Mas um autógrafo porquê, perguntou-lhes o Mário Moura, desvendando eles então o motivo: tu és Ernesto Cardenal (padre, monge beneditino, poeta, escultor Nicaraguense, político, revolucionário apoiante e depois dissidente da Frente Sandinista de Libertação Nacional, figura-chave da Teologia da Libertação, que nos anos 80 chegou a ser Ministro da Cultura) e nós queremos um autógrafo.

Com imensa paciência e sem negar a identidade, o Dr. Mário Moura, fingindo que procurava uma caneta, tirou o passaporte do bolso e mostrou-lhes que estavam enganados e que ele, apesar da eventual parecença, não era quem eles pensavam.

E lá foram eles jardim fora a rir, numa grande algazarra.

E nós também a rir de tão inesperada parecença, não tão descabida quanto isso.

Foi durante essas horas de viagem, só os dois, que partilhámos as nossas ideias sobre a Medicina Familiar, mas sobretudo conversamos sobre as nossas histórias de vida, as aspirações, os desejos, os desencantos e as esperanças que tínhamos no futuro.

O Dr. Mário Moura, tal como é um exímio orador, é um excelente contador de histórias e eu, muito mais novo e com menos experiência de vida e por isso com menos histórias para contar, era um atento e ávido ouvinte.

Histórias da sua vida clínica, quer no Hospital quer na “Caixas”, no consultório, na Fábrica Cimenteira, no Centro de Saúde de Setúbal.

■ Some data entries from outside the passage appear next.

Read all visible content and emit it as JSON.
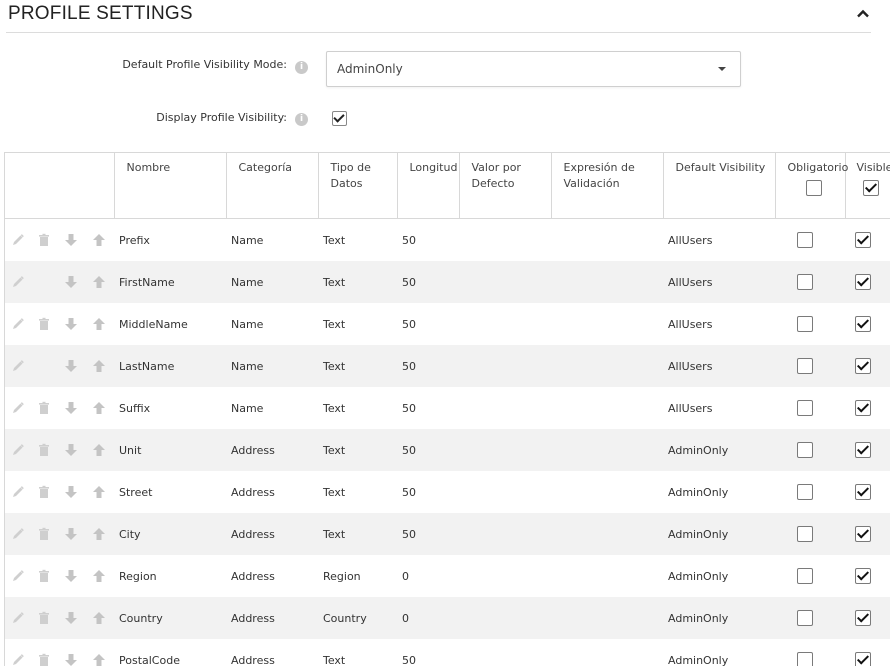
{
  "header": {
    "title": "PROFILE SETTINGS"
  },
  "form": {
    "visibility_mode_label": "Default Profile Visibility Mode:",
    "visibility_mode_value": "AdminOnly",
    "display_visibility_label": "Display Profile Visibility:",
    "display_visibility_checked": true,
    "info_glyph": "i"
  },
  "table": {
    "columns": {
      "nombre": "Nombre",
      "categoria": "Categoría",
      "tipo_line1": "Tipo de",
      "tipo_line2": "Datos",
      "longitud": "Longitud",
      "valor_line1": "Valor por",
      "valor_line2": "Defecto",
      "expr_line1": "Expresión de",
      "expr_line2": "Validación",
      "default_visibility": "Default Visibility",
      "obligatorio": "Obligatorio",
      "visible": "Visible"
    },
    "header_required_checked": false,
    "header_visible_checked": true,
    "rows": [
      {
        "name": "Prefix",
        "category": "Name",
        "type": "Text",
        "length": "50",
        "default": "",
        "validation": "",
        "visibility": "AllUsers",
        "required": false,
        "visible": true,
        "deletable": true
      },
      {
        "name": "FirstName",
        "category": "Name",
        "type": "Text",
        "length": "50",
        "default": "",
        "validation": "",
        "visibility": "AllUsers",
        "required": false,
        "visible": true,
        "deletable": false
      },
      {
        "name": "MiddleName",
        "category": "Name",
        "type": "Text",
        "length": "50",
        "default": "",
        "validation": "",
        "visibility": "AllUsers",
        "required": false,
        "visible": true,
        "deletable": true
      },
      {
        "name": "LastName",
        "category": "Name",
        "type": "Text",
        "length": "50",
        "default": "",
        "validation": "",
        "visibility": "AllUsers",
        "required": false,
        "visible": true,
        "deletable": false
      },
      {
        "name": "Suffix",
        "category": "Name",
        "type": "Text",
        "length": "50",
        "default": "",
        "validation": "",
        "visibility": "AllUsers",
        "required": false,
        "visible": true,
        "deletable": true
      },
      {
        "name": "Unit",
        "category": "Address",
        "type": "Text",
        "length": "50",
        "default": "",
        "validation": "",
        "visibility": "AdminOnly",
        "required": false,
        "visible": true,
        "deletable": true
      },
      {
        "name": "Street",
        "category": "Address",
        "type": "Text",
        "length": "50",
        "default": "",
        "validation": "",
        "visibility": "AdminOnly",
        "required": false,
        "visible": true,
        "deletable": true
      },
      {
        "name": "City",
        "category": "Address",
        "type": "Text",
        "length": "50",
        "default": "",
        "validation": "",
        "visibility": "AdminOnly",
        "required": false,
        "visible": true,
        "deletable": true
      },
      {
        "name": "Region",
        "category": "Address",
        "type": "Region",
        "length": "0",
        "default": "",
        "validation": "",
        "visibility": "AdminOnly",
        "required": false,
        "visible": true,
        "deletable": true
      },
      {
        "name": "Country",
        "category": "Address",
        "type": "Country",
        "length": "0",
        "default": "",
        "validation": "",
        "visibility": "AdminOnly",
        "required": false,
        "visible": true,
        "deletable": true
      },
      {
        "name": "PostalCode",
        "category": "Address",
        "type": "Text",
        "length": "50",
        "default": "",
        "validation": "",
        "visibility": "AdminOnly",
        "required": false,
        "visible": true,
        "deletable": true
      }
    ]
  },
  "icons": {
    "collapse": "chevron-up-icon",
    "edit": "pencil-icon",
    "delete": "trash-icon",
    "down": "arrow-down-icon",
    "up": "arrow-up-icon",
    "info": "info-icon"
  },
  "colors": {
    "icon_gray": "#c8c8c8",
    "row_alt": "#f2f2f2",
    "border": "#d8d8d8"
  }
}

A história fantástica da sua conversão tardia à religião Católica, ele que tinha sido um convicto ateu, com textos publicados afirmando esse ateísmo.

De como deu testemunho dessa conversão por esse país fora, em palestras que tiveram milhares de católicos e não católicos como ouvintes.

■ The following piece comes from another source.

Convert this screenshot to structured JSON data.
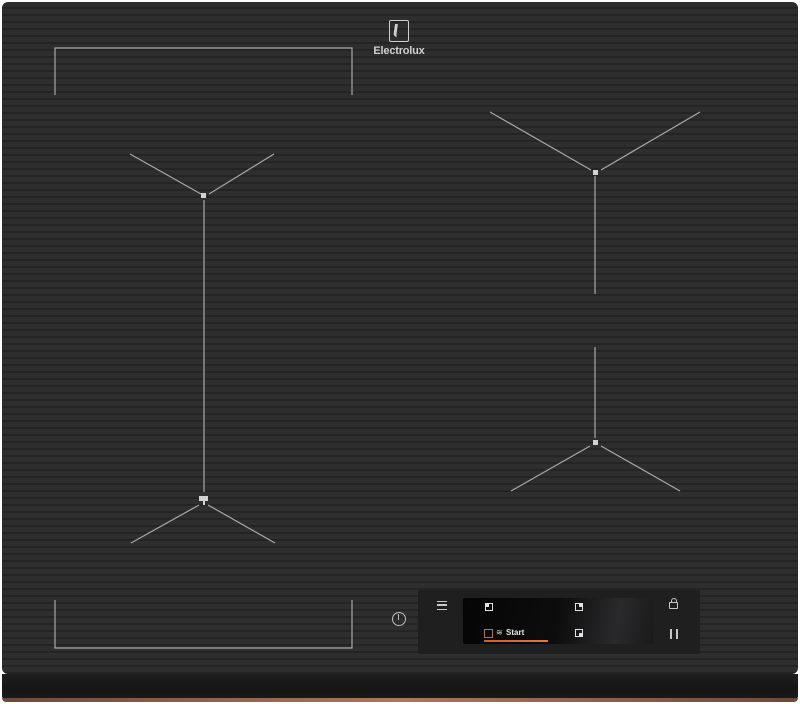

Do seu amor infinito à esposa, a Ana Maria, uma mulher de excepção, e das enormes preocupações e saudades que o assaltavam quando estava por algum tempo longe dela, sempre com o receio de que pudesse precisar de alguma coisa e ele não estava lá para corresponder.

No seu livro Confissões, o Dr. Mário Moura oferece-nos uma surpreendente narrativa dessa história de Amor e Paixão entre o autor e a sua mulher de toda a vida, da sua relação muito próxima com os filhos e netos e dos almoços semanais, só interrompidos pela sua ausência.

Falávamos sobre a sua necessidade, quase compulsiva, em intervir socialmente, em ter um papel activo na vida cívica e política, em pessoa ou através de artigos na imprensa regional, local e até nacional.

A necessidade de se dar, se empenhar, se comprometer com causas que entendia justas.

De estar próximo e de servir o Outro, nomeadamente os mais desfavorecidos.

O Dr. Mário Moura é o que eu chamo de Homem completo: íntegro, de uma ética irrepreensível, com uma cultura vastíssima, cidadão comprometido social e civicamente, profissional de excelência, reconhecido pelos pares, agraciado com vários prémios e condecorações.

Marido, pai, avô, cidadão de excepção.

Enquanto Presidente da APMGF deixou a sua marca em tudo o que fez e disse. Foi figura tutelar e mestre pelo exemplo, para todos os que com ele privaram e privam.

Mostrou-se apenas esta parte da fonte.